Michel Goya : La vérité c'est que nous sommes trop Tchado-dépendants. Il faut avoir à l'esprit qu'il s'agit d'un pays où nous n'avons jamais cessé d'intervenir depuis l'indépendance. C'est aussi le territoire comptant le plus grand nombre de militaires français tués depuis la guerre d'Algérie. À la longue, l’armée tchadienne est devenue la force auxiliaire de la France. Eux d'un côté, et nous de l'autre, sommes tout simplement les seules forces capables de se projeter à l'extérieur. Que cela plaise ou non, c'est ainsi. Ils sont des alliés essentiels, décisifs et, pour garantir cette alliance, nous avons fermé les yeux sur beaucoup de choses, nous avons soutenu Déby et l'État tchadien quand ils étaient menacés. Directement quelquefois, pas plus tard qu'en 2019 quand nous avons foudroyé une colonne de rebelles.

Ceux-ci affirment d'ailleurs que des militaires français sont sur le front des combats des dernières semaines.

C'est fort possible. Nous avons des bases à Faya-Largeau, à Abéché, évidemment à N'Djamena. Nous avons souvent donné un coup de main à Déby. Et c'est un problème. Quand, lors de la crise au Centrafrique, il s’est associé à la Seleka (la coalition de groupes musulmans anti-Bozizé), cela a retardé et brouillé l'intervention de nos troupes pour ramener la paix. Au lieu de désigner clairement les fauteurs de troubles - la Seleka - nous avons navigué à vue… Le Tchad - dirigé par Déby - a d'innombrables ennemis qui ne sont pas forcément les nôtres, la Libye, le Sud-Soudan, Boko Haram ou bien les rebelles « intérieurs », ceux du Fact (le Front pour l'alternance et le concordat au Tchad) ou ceux agissant dans l'est du pays, d'autres encore dans des zones « faillies ». Officiellement nous ne combattons pas Boko Haram, ni le Fact. Mais notre extrême proximité avec Déby nous associe de fait à leurs conflits avec lui…

Mais nous avons fait un choix stratégique de le soutenir envers et contre tout.

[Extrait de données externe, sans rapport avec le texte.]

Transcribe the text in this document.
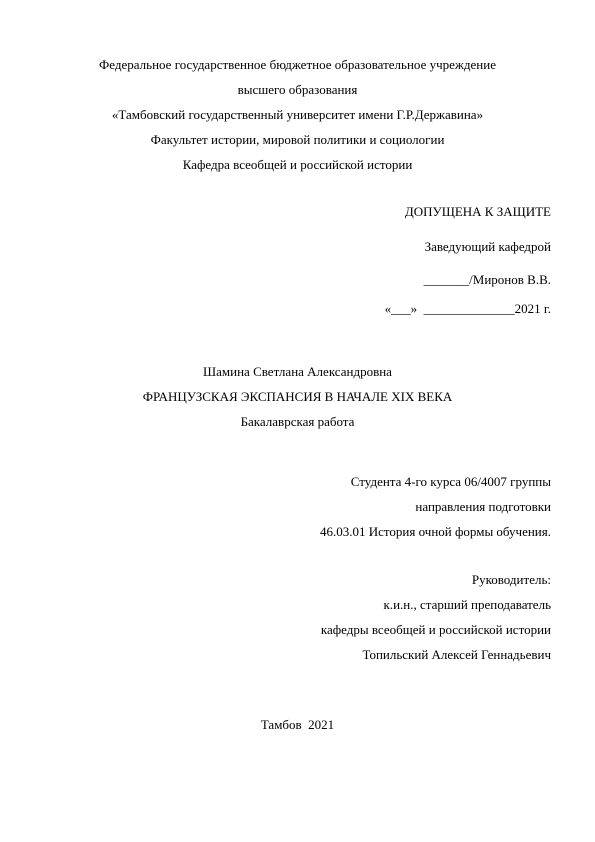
Федеральное государственное бюджетное образовательное учреждение
высшего образования
«Тамбовский государственный университет имени Г.Р.Державина»
Факультет истории, мировой политики и социологии
Кафедра всеобщей и российской истории
ДОПУЩЕНА К ЗАЩИТЕ
Заведующий кафедрой
_______/Миронов В.В.
«___»  ______________2021 г.
Шамина Светлана Александровна
ФРАНЦУЗСКАЯ ЭКСПАНСИЯ В НАЧАЛЕ XIX ВЕКА
Бакалаврская работа
Студента 4-го курса 06/4007 группы
направления подготовки
46.03.01 История очной формы обучения.
Руководитель:
к.и.н., старший преподаватель
кафедры всеобщей и российской истории
Топильский Алексей Геннадьевич
Тамбов  2021
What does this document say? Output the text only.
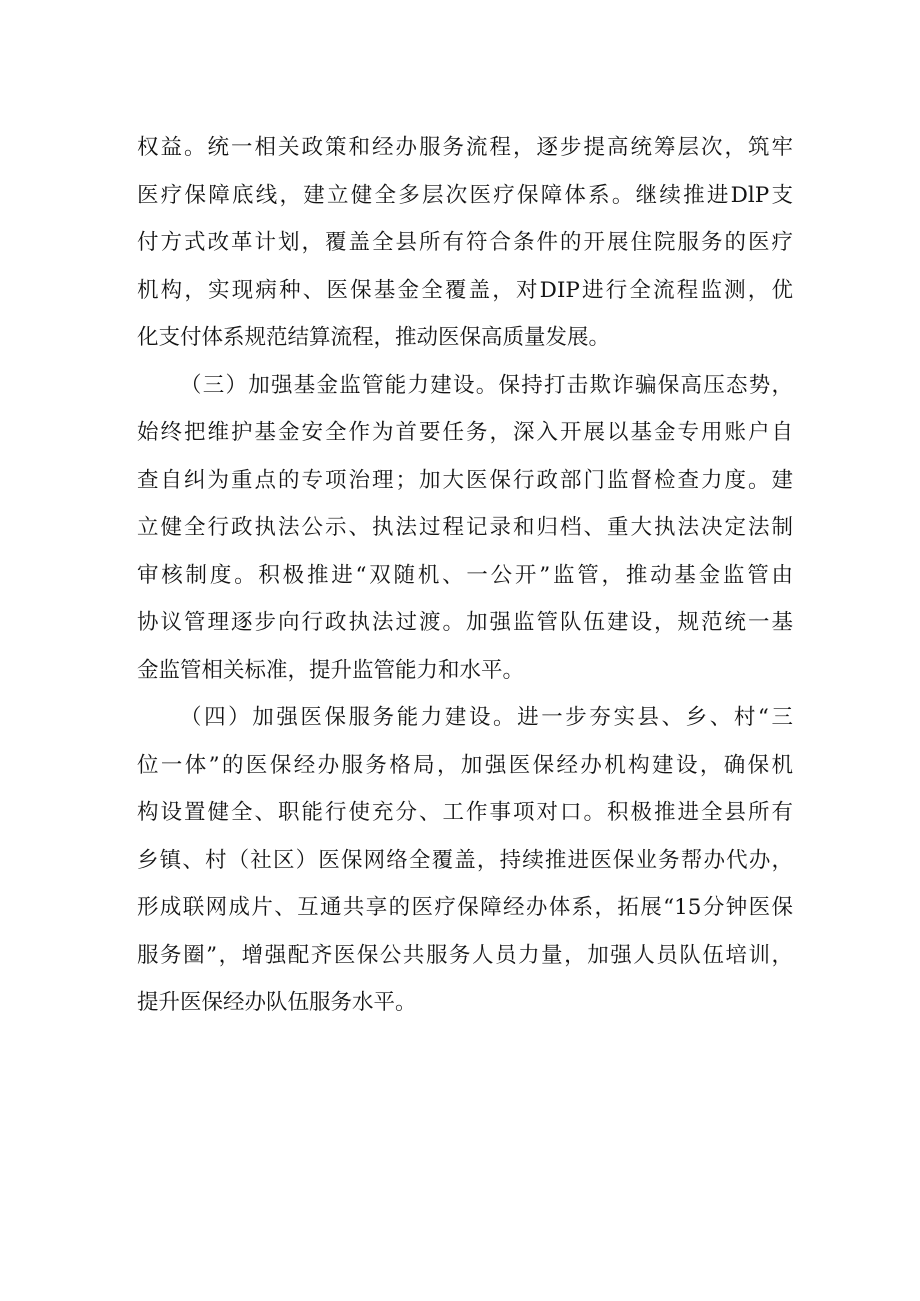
权益。统一相关政策和经办服务流程，逐步提高统筹层次，筑牢
医疗保障底线，建立健全多层次医疗保障体系。继续推进DlP支
付方式改革计划，覆盖全县所有符合条件的开展住院服务的医疗
机构，实现病种、医保基金全覆盖，对DIP进行全流程监测，优
化支付体系规范结算流程，推动医保高质量发展。
（三）加强基金监管能力建设。保持打击欺诈骗保高压态势，
始终把维护基金安全作为首要任务，深入开展以基金专用账户自
查自纠为重点的专项治理；加大医保行政部门监督检查力度。建
立健全行政执法公示、执法过程记录和归档、重大执法决定法制
审核制度。积极推进“双随机、一公开”监管，推动基金监管由
协议管理逐步向行政执法过渡。加强监管队伍建设，规范统一基
金监管相关标准，提升监管能力和水平。
（四）加强医保服务能力建设。进一步夯实县、乡、村“三
位一体”的医保经办服务格局，加强医保经办机构建设，确保机
构设置健全、职能行使充分、工作事项对口。积极推进全县所有
乡镇、村（社区）医保网络全覆盖，持续推进医保业务帮办代办，
形成联网成片、互通共享的医疗保障经办体系，拓展“15分钟医保
服务圈”，增强配齐医保公共服务人员力量，加强人员队伍培训，
提升医保经办队伍服务水平。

L'avantage stratégique de tels régimes autocratiques, c'est la stabilité, laquelle est nécessaire afin d'organiser la riposte d'ampleur que nous menons contre les groupes djihadistes. Mais en réalité, il y a toujours eu de l'instabilité dans ce pays et nous en avons quelquefois subi les conséquences. Entre 1978 et 1980, plus d'une dizaine de factions armées s'affrontaient et nous étions au milieu, dans le cadre de l'opération Tacaud. Et nous avons essuyé une défaite militaire.

Quels sont les dangers aujourd'hui ?

Le plus évident serait bien sûr que le Tchad décide de retirer ses troupes du G5 Sahel et de la Minusma. Cela affaiblirait très sérieusement le dispositif en place face aux groupes djihadistes. Cela préoccupe nos dirigeants. On peut le comprendre.

« Se retirer maintenant est une option peu réaliste. Il n'y a pas d'autre force militaire susceptible de tenir le front face aux djihadistes. »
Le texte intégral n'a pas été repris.